(Photo by Associated Press)
(Here is today’s Mariners minor-league report).
Bobby Valentine has become the biggest one-man soap opera in baseball, and it’s now close to a foregone conclusion that he will be fired as Red Sox manager after the season, if not sooner. The incident yesterday — in which he said he’d punch a radio interviewer who asked him if had “checked out” on the Red Sox — is only the latest in a series of media distractions this year involving the Red Sox (though I give Valentine a pass on this one. It was in inane, indelicate question designed to spark a strong reaction, based on the faulty premise that he had arrived “late” to the ballpark. Valentine testily set the record straight on that, and I don’t think anyone can fault Valentine for showing up at 4:15 (nearly three hours before first pitch) one isolated occasion because he was caught in traffic after picking up his son at the airport.
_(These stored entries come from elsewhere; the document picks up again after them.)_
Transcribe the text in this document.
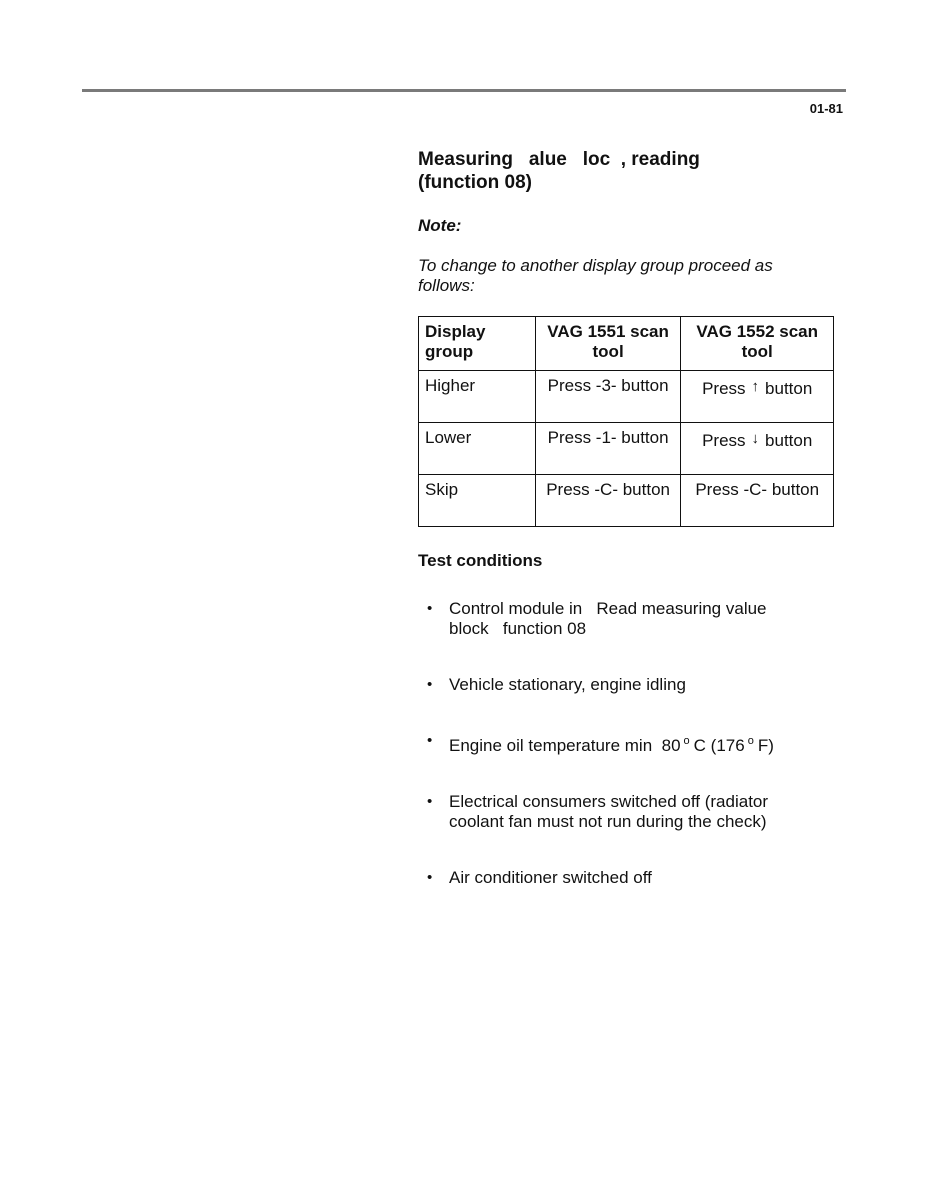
01-81
Measuring   alue   loc  , reading
(function 08)
Note:
To change to another display group proceed as follows:
Display group	VAG 1551 scan tool	VAG 1552 scan tool
Higher	Press -3- button	Press ↑ button
Lower	Press -1- button	Press ↓ button
Skip	Press -C- button	Press -C- button
Test conditions
• Control module in   Read measuring value block   function 08
• Vehicle stationary, engine idling
• Engine oil temperature min  80 $^o$ C (176 $^o$ F)
• Electrical consumers switched off (radiator coolant fan must not run during the check)
• Air conditioner switched off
It’s a tempest in a teapot, but that’s what the Red Sox are famous for. I remember when Joe Kerrigan was the interim manager at the end of the 2001 season and into 2002 spring training, before getting fired in March, during the exhibition season, when the current ownership group was approved by MLB. That was the most toxic, unpleasant clubhouse I’ve ever been in — though it appears that this year’s might rival it. Valentine was in a hopeless situation from the start, apparently foisted upon the rookie general manager, not allowed to hire his own coaching staff, and handed a flawed team that had collapsed down the stretch last year with well-documented issues inside the clubhouse. Given Valentine’s strong personality, it’s not surprising that there has been turmoil, to the point that SI’s cover story this week features a beleaguered Valentine with the headline, “How the Red Sox Lost Their Way.”
It’s interesting to ponder how things would have been different, for two franchises, had Valentine gotten the Mariners job after the 2010 season, when they were looking for a replacement for the fired Don Wakamatsu.
Valentijne was interested in the job. There were reports Ichiro lobbied for Valentine (denied by Ichiro and the Mariners). He interviewed for the job (a process that included an “only Bobby V” incident, related by Dave Sims in his blog earlier this year).
But he didn’t get the job. Eric Wedge did. Valentine continued working another season as an analyst for ESPN before the Red Sox hired him last offseason.
Valentine is undeniably a brilliant baseball mind (and will be the first to tell you, some dectractors would say). He has one of those personalities that always seems to agitate some people (while others swear by him). He can’t seem to help himself when it comes to getting into controversy — it’s happened every stop of his career. But he did win a pennant with the Mets, and had some success with the Rangers. He would have brought some color and noteriety to the Mariners, one way or the other. But for the job at hand — molding a young team through the ups and downs of rebuilding — Wedge was the right choice.